We chose a single representative assembly of each strain from [12] with the fewest, longest and most highly covered contigs and concatenated all references into a single fasta file. Reads from the same samples were downloaded. Assemblies and reads from following samples were used:

bc1019, Bacillus cereus 971 (ATCC 14579)

bc1059, Bacillus subtilis W23

bc1101, Burkholderia cepacia (ATCC 25416)

bc1102, Enterococcus faecalis OG1RF (ATCC 47077D-5)

bc1111, Escherichia coli K12

bc1087, Escherichia coli W (ATCC 9637)

bc1018, Helicobacter pylori J99 (ATCC 700824)

bc1077, Klebsiella pneumoniae (ATCC BAA-2146)

bc1082, Listeria monocytogenes (ATCC 19117)

bc1043, Methanocorpusculum labreanum Z (ATCC 43576)

bc1047, Neisseria meningitidis FAM18 (ATCC 700532)

bc1054, Rhodopseudomonas palustris

bc1119, Staphylococcus aureus HPV (ATCC BAA-44)

bc1079, Staphylococcus aureus subsp. aureus (ATCC 25923)

bc1052, Treponema denticola A (ATCC 35405)

### S4 Properties of syncmer schemes on real genome sequences without mutation

The theoretical properties measured on real genomes (without mutation) are shown in Table S1.

### S5 Windowed syncmer scheme results

Tables S2 and S3 present the properties of windowed syncmer schemes on real genome sequences with and without mutation, respectively.

Figures S1 and S2 present the number of unmapped reads and wrongly mapped reads for simulated datasets.

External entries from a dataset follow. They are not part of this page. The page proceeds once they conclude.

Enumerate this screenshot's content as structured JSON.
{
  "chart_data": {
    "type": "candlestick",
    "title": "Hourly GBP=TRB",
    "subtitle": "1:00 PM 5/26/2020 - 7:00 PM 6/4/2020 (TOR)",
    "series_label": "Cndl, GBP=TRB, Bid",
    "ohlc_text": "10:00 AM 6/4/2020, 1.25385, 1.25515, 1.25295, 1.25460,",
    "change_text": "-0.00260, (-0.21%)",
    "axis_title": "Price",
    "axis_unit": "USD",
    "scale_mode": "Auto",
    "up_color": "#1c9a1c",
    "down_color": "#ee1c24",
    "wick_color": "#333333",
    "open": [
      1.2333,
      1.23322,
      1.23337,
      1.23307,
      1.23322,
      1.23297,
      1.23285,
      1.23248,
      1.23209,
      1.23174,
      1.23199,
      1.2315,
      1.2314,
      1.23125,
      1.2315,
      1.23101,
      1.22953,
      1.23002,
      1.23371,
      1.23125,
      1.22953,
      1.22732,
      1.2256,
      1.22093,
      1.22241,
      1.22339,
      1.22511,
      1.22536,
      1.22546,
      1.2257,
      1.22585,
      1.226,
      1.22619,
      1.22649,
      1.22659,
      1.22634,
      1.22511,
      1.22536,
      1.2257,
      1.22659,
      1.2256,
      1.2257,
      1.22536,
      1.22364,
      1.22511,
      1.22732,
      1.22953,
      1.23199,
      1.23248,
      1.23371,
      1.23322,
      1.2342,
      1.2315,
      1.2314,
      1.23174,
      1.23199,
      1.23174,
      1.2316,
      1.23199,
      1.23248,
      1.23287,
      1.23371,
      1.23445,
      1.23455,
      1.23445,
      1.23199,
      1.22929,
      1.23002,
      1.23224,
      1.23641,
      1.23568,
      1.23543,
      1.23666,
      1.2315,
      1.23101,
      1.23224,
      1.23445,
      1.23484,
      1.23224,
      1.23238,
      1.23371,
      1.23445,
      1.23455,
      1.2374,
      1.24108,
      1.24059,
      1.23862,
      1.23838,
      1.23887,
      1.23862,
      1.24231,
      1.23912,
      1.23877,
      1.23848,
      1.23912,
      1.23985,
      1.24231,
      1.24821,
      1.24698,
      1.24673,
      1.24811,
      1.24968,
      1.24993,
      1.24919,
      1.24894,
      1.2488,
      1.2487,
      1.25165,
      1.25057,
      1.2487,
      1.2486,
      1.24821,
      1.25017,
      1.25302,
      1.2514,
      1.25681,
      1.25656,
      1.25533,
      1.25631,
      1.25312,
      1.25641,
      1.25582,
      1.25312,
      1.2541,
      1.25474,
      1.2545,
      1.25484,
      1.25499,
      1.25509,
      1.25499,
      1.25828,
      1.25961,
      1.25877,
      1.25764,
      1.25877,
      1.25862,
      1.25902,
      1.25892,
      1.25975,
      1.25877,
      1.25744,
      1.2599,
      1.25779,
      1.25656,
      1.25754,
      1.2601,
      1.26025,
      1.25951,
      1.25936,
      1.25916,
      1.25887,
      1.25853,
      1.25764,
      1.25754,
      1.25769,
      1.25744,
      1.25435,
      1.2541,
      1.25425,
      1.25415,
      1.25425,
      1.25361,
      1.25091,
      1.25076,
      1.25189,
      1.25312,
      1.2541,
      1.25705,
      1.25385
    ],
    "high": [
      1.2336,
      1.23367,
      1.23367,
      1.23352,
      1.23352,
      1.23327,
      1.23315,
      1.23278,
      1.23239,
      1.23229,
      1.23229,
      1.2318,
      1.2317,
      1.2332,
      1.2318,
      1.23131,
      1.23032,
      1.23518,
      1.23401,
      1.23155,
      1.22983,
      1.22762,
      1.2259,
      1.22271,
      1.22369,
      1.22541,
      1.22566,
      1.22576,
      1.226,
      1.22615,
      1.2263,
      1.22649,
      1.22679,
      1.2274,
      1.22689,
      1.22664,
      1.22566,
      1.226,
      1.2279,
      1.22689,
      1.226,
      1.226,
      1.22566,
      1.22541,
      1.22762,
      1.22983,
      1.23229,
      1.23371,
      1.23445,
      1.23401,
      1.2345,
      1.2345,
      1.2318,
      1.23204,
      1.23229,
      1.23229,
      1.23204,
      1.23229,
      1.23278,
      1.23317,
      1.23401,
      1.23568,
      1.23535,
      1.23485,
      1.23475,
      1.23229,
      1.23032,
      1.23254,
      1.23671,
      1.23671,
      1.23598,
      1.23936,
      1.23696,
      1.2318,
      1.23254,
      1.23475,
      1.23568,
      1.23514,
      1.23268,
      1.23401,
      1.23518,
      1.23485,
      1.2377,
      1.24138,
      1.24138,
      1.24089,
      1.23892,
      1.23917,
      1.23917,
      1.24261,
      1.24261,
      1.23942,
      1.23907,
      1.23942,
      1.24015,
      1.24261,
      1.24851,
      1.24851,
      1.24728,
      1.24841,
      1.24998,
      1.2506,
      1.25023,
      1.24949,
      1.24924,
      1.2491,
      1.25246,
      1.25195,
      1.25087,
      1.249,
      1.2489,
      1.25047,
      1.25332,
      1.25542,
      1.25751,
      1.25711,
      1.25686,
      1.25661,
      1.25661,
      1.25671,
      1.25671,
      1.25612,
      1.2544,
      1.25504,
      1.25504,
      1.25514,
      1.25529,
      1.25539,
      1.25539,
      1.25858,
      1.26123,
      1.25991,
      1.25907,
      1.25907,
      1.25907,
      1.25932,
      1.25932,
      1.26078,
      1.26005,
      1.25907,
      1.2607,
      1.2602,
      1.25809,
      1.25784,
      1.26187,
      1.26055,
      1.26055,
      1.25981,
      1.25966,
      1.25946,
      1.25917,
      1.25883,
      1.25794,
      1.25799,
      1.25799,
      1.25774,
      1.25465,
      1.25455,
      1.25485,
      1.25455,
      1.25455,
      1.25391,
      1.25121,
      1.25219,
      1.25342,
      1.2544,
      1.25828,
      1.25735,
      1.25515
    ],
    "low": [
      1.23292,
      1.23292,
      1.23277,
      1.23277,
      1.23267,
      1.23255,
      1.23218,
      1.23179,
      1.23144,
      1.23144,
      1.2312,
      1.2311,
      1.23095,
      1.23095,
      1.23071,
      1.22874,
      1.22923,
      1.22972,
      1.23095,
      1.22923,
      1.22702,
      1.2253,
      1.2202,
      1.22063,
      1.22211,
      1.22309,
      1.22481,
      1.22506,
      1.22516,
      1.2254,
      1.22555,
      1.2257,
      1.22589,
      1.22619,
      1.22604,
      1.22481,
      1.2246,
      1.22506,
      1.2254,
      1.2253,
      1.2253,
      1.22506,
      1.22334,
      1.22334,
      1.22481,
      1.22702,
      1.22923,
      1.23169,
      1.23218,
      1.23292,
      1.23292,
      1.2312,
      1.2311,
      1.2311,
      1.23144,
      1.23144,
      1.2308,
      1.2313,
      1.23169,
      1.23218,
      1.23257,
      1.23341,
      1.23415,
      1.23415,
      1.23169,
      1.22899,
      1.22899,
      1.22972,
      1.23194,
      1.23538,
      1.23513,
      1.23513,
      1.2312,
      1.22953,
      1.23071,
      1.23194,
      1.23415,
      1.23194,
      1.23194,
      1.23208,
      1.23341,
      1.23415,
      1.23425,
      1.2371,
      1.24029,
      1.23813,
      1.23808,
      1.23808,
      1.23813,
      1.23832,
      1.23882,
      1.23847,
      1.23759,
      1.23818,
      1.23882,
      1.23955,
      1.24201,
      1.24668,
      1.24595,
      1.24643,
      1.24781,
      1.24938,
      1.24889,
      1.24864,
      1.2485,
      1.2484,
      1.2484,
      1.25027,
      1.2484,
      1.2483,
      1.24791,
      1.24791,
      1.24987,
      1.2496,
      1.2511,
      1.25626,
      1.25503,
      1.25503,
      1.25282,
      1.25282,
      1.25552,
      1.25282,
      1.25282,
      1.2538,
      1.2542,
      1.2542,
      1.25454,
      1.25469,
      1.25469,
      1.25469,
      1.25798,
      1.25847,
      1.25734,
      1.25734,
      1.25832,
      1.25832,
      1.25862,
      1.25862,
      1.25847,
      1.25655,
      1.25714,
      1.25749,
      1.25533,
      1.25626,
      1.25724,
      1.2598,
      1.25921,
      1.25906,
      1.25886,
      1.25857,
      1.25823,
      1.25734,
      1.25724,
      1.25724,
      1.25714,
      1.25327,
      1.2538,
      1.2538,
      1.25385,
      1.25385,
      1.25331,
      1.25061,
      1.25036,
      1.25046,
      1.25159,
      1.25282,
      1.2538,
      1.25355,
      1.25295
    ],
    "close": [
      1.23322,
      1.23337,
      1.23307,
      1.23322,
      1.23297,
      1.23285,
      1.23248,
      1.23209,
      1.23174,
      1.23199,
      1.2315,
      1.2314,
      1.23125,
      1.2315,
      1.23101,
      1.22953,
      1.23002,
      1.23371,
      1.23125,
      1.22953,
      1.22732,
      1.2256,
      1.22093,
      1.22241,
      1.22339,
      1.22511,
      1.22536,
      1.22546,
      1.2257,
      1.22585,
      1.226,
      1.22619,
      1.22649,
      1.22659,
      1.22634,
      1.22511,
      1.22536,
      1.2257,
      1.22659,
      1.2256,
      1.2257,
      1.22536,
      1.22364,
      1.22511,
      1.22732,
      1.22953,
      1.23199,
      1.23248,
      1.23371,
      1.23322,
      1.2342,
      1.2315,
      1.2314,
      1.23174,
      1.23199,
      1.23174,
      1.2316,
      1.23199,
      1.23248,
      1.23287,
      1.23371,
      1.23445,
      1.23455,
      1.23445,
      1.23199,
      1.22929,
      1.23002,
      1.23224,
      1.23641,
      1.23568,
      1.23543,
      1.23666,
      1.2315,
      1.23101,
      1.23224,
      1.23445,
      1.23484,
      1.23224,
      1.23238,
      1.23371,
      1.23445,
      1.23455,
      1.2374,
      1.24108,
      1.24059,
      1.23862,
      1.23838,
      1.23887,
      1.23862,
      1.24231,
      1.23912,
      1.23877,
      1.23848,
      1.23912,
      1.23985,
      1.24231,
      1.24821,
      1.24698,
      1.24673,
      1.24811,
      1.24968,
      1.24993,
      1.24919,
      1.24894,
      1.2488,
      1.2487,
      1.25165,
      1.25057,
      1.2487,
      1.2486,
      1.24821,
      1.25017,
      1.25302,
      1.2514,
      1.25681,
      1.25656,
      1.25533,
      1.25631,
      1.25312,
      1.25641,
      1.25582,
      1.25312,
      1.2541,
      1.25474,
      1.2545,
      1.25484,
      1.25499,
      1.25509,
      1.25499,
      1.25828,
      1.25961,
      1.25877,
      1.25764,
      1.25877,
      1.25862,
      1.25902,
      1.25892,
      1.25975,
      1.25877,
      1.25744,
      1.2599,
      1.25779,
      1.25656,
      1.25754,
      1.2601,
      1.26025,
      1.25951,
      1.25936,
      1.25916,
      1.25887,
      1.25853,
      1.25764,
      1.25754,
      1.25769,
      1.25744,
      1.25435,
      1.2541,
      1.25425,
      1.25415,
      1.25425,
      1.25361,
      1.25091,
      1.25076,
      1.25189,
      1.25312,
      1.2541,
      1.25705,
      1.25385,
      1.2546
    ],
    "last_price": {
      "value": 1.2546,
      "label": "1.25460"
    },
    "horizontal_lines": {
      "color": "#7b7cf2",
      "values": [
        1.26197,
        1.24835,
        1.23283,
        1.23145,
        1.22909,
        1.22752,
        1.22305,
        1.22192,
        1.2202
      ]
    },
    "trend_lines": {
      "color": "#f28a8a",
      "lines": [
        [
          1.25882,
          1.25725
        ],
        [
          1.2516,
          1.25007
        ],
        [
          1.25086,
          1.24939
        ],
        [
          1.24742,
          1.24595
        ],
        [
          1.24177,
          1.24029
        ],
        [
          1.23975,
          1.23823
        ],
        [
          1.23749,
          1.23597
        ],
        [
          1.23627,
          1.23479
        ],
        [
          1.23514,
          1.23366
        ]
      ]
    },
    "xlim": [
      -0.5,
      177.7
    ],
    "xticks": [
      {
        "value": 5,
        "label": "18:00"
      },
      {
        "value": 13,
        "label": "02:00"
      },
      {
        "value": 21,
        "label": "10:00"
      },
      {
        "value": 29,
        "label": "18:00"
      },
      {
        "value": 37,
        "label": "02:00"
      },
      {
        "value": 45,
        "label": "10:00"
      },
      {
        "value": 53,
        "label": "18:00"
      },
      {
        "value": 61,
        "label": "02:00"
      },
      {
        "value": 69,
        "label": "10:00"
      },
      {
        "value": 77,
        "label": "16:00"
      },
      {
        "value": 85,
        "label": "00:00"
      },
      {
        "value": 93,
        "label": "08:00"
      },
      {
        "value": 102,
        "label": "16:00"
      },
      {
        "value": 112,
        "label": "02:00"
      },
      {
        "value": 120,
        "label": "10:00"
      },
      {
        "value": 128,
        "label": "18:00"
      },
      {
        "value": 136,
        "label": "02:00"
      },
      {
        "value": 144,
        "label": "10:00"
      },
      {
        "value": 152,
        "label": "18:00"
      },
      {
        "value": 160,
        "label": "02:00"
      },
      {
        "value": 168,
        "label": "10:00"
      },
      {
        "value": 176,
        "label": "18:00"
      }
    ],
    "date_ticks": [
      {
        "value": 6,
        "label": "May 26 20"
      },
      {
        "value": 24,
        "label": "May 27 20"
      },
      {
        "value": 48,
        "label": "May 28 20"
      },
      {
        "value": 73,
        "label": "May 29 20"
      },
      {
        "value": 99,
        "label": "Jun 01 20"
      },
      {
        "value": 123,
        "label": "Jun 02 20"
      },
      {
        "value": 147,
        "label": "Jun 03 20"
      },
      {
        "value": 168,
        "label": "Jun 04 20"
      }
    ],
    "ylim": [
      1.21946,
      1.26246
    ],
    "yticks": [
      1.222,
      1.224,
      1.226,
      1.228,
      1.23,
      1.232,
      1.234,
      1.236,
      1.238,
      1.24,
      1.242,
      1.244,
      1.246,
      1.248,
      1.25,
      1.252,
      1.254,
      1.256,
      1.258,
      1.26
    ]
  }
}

These correspond to Figures 5 and 7 and include the results for windowed variants. Figure S3 presents the impact of percent sequence identity on the windowed variants as well, corresponding to Figure 8.

Results on the real human and bacterial reads are presented in Figure S4, and the runtimes and RAM usage for these runs are in Figures S5 and S6. The runtime and memory usage on different tasks for the windowed variants is presented in Table S4.

### S6 Supplemental performance results

Figure S7 shows additional results for the number of unmapped reads at low, medium, and high compression rates.

## Acknowledgement

Study supported in part by the Israel Science Foundation (grant No. 3165/19, within the Israel Precision Medicine Partnership program, and grant No. 1339/18) and by Len Blavatnik and the Blavatnik Family foundation. DP was supported in part by a fellowship from the Edmond J. Safra Center for Bioinformatics at Tel-Aviv University.